‘Spain’ in the sense of ‘Hispania’, alluding to the Roman province, certainly existed as a concept at the time, even if the Kingdom didn’t (yet). Indeed, there’s several medieval Kings in the Iberian peninsula who used the title ‘Imperator totius Hispaniae’ (ie, ‘Emperor of all Spain’).
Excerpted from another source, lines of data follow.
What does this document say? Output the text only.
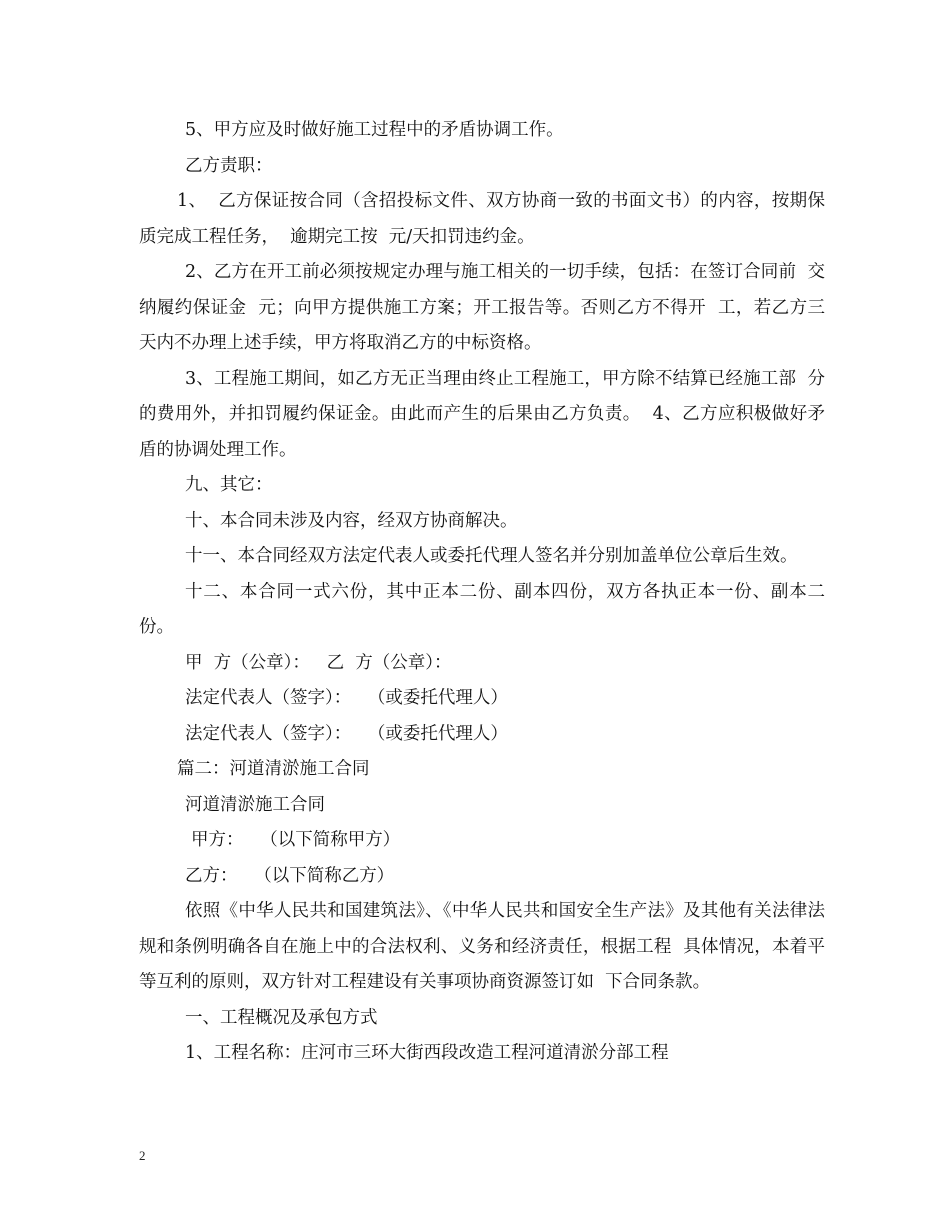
5、甲方应及时做好施工过程中的矛盾协调工作。

乙方责职：

1、  乙方保证按合同（含招投标文件、双方协商一致的书面文书）的内容，按期保质完成工程任务，  逾期完工按  元/天扣罚违约金。

2、乙方在开工前必须按规定办理与施工相关的一切手续，包括：在签订合同前  交纳履约保证金  元；向甲方提供施工方案；开工报告等。否则乙方不得开  工，若乙方三天内不办理上述手续，甲方将取消乙方的中标资格。

3、工程施工期间，如乙方无正当理由终止工程施工，甲方除不结算已经施工部  分的费用外，并扣罚履约保证金。由此而产生的后果由乙方负责。  4、乙方应积极做好矛盾的协调处理工作。

九、其它：

十、本合同未涉及内容，经双方协商解决。

十一、本合同经双方法定代表人或委托代理人签名并分别加盖单位公章后生效。

十二、本合同一式六份，其中正本二份、副本四份，双方各执正本一份、副本二  份。

甲  方（公章）：   乙  方（公章）：

法定代表人（签字）：   （或委托代理人）

法定代表人（签字）：   （或委托代理人）

篇二：河道清淤施工合同

河道清淤施工合同

甲方：   （以下简称甲方）

乙方：   （以下简称乙方）

依照《中华人民共和国建筑法》、《中华人民共和国安全生产法》及其他有关法律法规和条例明确各自在施上中的合法权利、义务和经济责任，根据工程  具体情况，本着平等互利的原则，双方针对工程建设有关事项协商资源签订如  下合同条款。

一、工程概况及承包方式

1、工程名称：庄河市三环大街西段改造工程河道清淤分部工程

2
See, for example, the epitaph of Ferdinand I of Leon, who died in 1103:
H. E. TUMULATUS FERNANDUS MAGNUS REX TOTIUS HISPANIAE. FILIUS SANCTII REGIS PIRENAEORUM ET TOLOSAE. ISTA TRANSTULIT CORPORA. SANCTORUM IN LEGIONE BEATI ISIDORI ARCHIEPISCOPI AB HISPALI VICENTIIMARTYRIS AB ABELA. ET FECIT ECCLESIAM HANC LAPIDEAM. QUAE OLIM FUERAT LUTEA, HIC PRAELIANDO FECIT SIBI TRIBUTARIOS OMNES SARRACENOS HISPANIAE ET CEPIT COLIMBRIAM, LAMEGO, VESEO, ET ALIAS. ISTE VI CEPIT REGNA GARSIAE ET VEREMUDI. OBIIT VI K. JANUARII. ERA MCIII.
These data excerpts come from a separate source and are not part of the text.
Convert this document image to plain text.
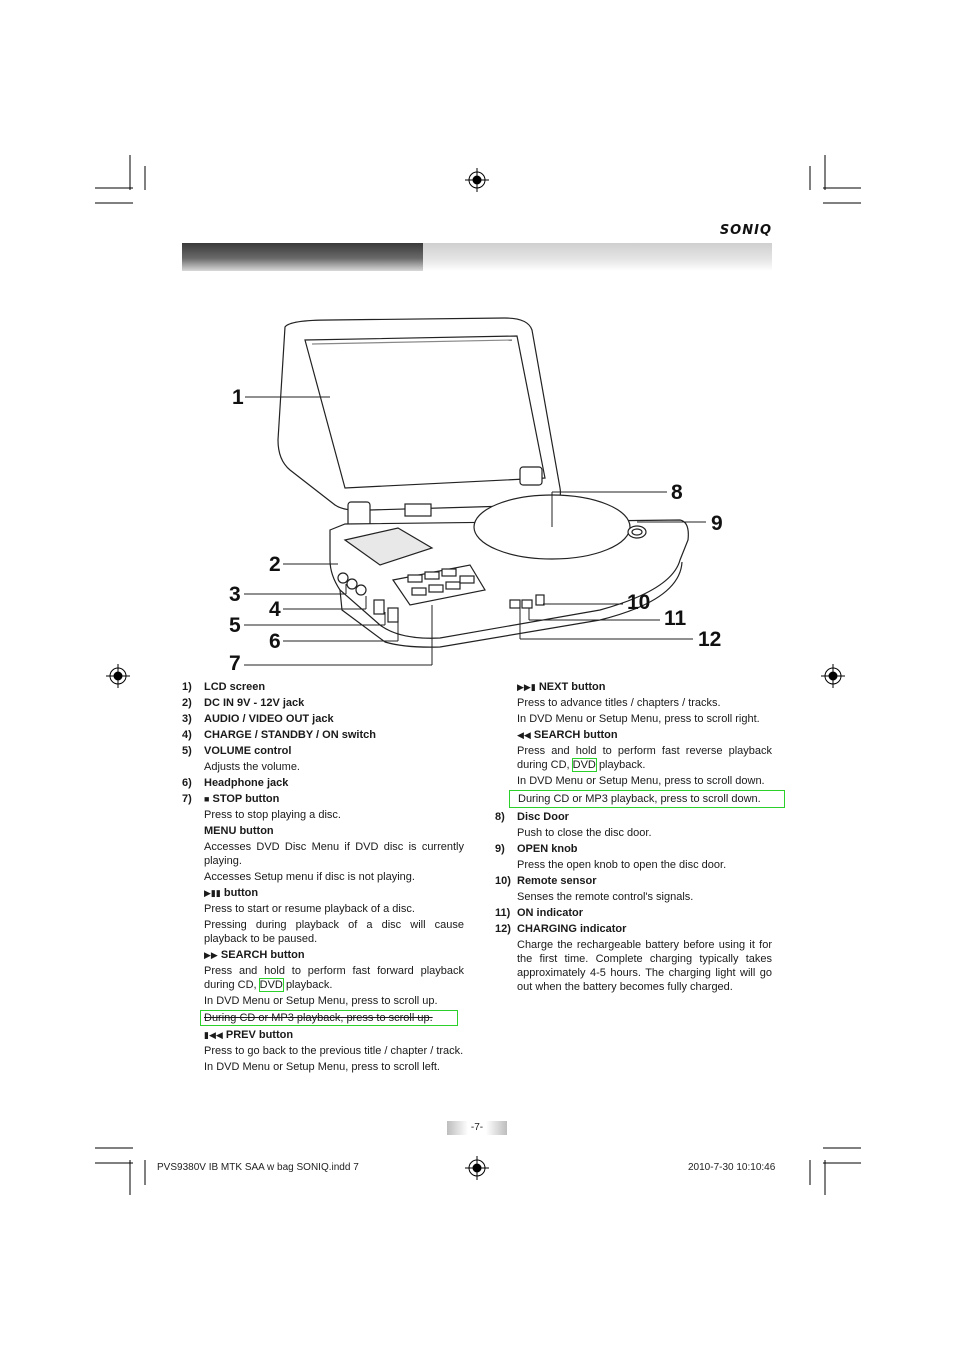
SONIQ
1
2
3
4
5
6
7
8
9
10
11
12
1) LCD screen
2) DC IN 9V - 12V jack
3) AUDIO / VIDEO OUT jack
4) CHARGE / STANDBY / ON switch
5) VOLUME control
Adjusts the volume.
6) Headphone jack
7) ■ STOP button
Press to stop playing a disc.
MENU button
Accesses DVD Disc Menu if DVD disc is currently playing.
Accesses Setup menu if disc is not playing.
▶▮▮ button
Press to start or resume playback of a disc.
Pressing during playback of a disc will cause playback to be paused.
▶▶ SEARCH button
Press and hold to perform fast forward playback during CD, DVD playback.
In DVD Menu or Setup Menu, press to scroll up.
During CD or MP3 playback, press to scroll up.
▮◀◀ PREV button
Press to go back to the previous title / chapter / track.
In DVD Menu or Setup Menu, press to scroll left.
▶▶▮ NEXT button
Press to advance titles / chapters / tracks.
In DVD Menu or Setup Menu, press to scroll right.
◀◀ SEARCH button
Press and hold to perform fast reverse playback during CD, DVD playback.
In DVD Menu or Setup Menu, press to scroll down.
During CD or MP3 playback, press to scroll down.
8) Disc Door
Push to close the disc door.
9) OPEN knob
Press the open knob to open the disc door.
10) Remote sensor
Senses the remote control's signals.
11) ON indicator
12) CHARGING indicator
Charge the rechargeable battery before using it for the first time. Complete charging typically takes approximately 4-5 hours. The charging light will go out when the battery becomes fully charged.
-7-
PVS9380V IB MTK SAA w bag SONIQ.indd 7	2010-7-30 10:10:46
Here is buried Ferdinand the Great, king of all Spain, son of Sancho king of the Pyrenees and Toulouse. He transferred to León the holy bodies of Saint Isidore archbishop, from Seville, and of Vicente martyr, from Avila, and built this church of stone, which in another time was of mud. He made his tributaries, with arms, all the Saracens of Spain. He seized Coimbra, Lamego, Viseo and other places. He took by force the kingdoms of Garcia and Vermudo. He died on December 27, (the year) 1103.
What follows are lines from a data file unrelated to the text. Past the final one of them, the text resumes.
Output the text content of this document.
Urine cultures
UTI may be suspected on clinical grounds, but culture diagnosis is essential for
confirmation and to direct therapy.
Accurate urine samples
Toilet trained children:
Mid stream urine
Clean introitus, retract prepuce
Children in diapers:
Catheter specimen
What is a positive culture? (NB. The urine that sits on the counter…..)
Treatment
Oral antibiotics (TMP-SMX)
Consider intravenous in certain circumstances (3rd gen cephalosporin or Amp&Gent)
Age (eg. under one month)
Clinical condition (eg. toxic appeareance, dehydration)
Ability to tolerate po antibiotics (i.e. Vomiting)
Another example, Ferdinand III of Castile, who died in 1292 and is buried in Seville's Cathedral; note how "ESPAÑA" is already written in its modern form, not in Latin:
AQVI YAZE EL MVY ONDRADO HERNANDO, SEÑOR DE CASTIELLA E DE TOLEDO, E DE LEON, E DE GALICIA, DE SEVILLA, DE CORDOVA, DE MVRCIA, DE IHAEN, EL QVE CONQVISSO TODA ESPAÑA, EL MAS LEAL, EL MAS VERDADERO, EL MAS FRANCO, EL MAS ESFORZADO, EL MAS APVESTO, EL MAS GRANADO, EL MAS ZOFRIDO, EL MAS HOMILDOSO, EL QVE MAS TEMIE A DIOS, EL QVE MAS LE FACIE SERVICIO, EL QVE QVEBRANTO E DESTRVYO A TODOS SVS ENEMIGOS, EL QVE ALZO, E ONDRO TODOS SVS AMIGOS, E CONQVISSO LA CIVDAD DE SEVILLA, QVE ES CABEZA DE TODA ESPAÑA, E PASSO EN EL POSTRIMERO DIA DE MAYO, EN LA ERA DE MIL E CC. E NOVAENTA
Here lies the most noble Ferdinand, lord of Castile and of Toledo, and of Leon, and of Galicia, of Seville, of Cordoba, of Murcia, of Jaen, the one who conquered all Spain, the most loyal, the most true, the most frank, the most hardworking, the most handsome, the most distinguished, the most suffered, the most humble, the one who feared God most, who did Him most service, who broke and destroyed all his enemies, who raised up, and honored all his friends, and conquered the city of Seville, which is the head of all Spain, and passed on the last day of May, in the year of one thousand and two hundred and ninety.
So Spain being a concept in the 1500s shouldn’t be all that surprising.
In exactly the same way ‘Britain’ (ie, Britannia), and ‘Italy’ were also concepts, even though a Kingdom of Great Britain wouldn’t exist until 1707, and a unified Kingdom of Italy encompassing the entire peninsula wouldn’t exist until 1861/70.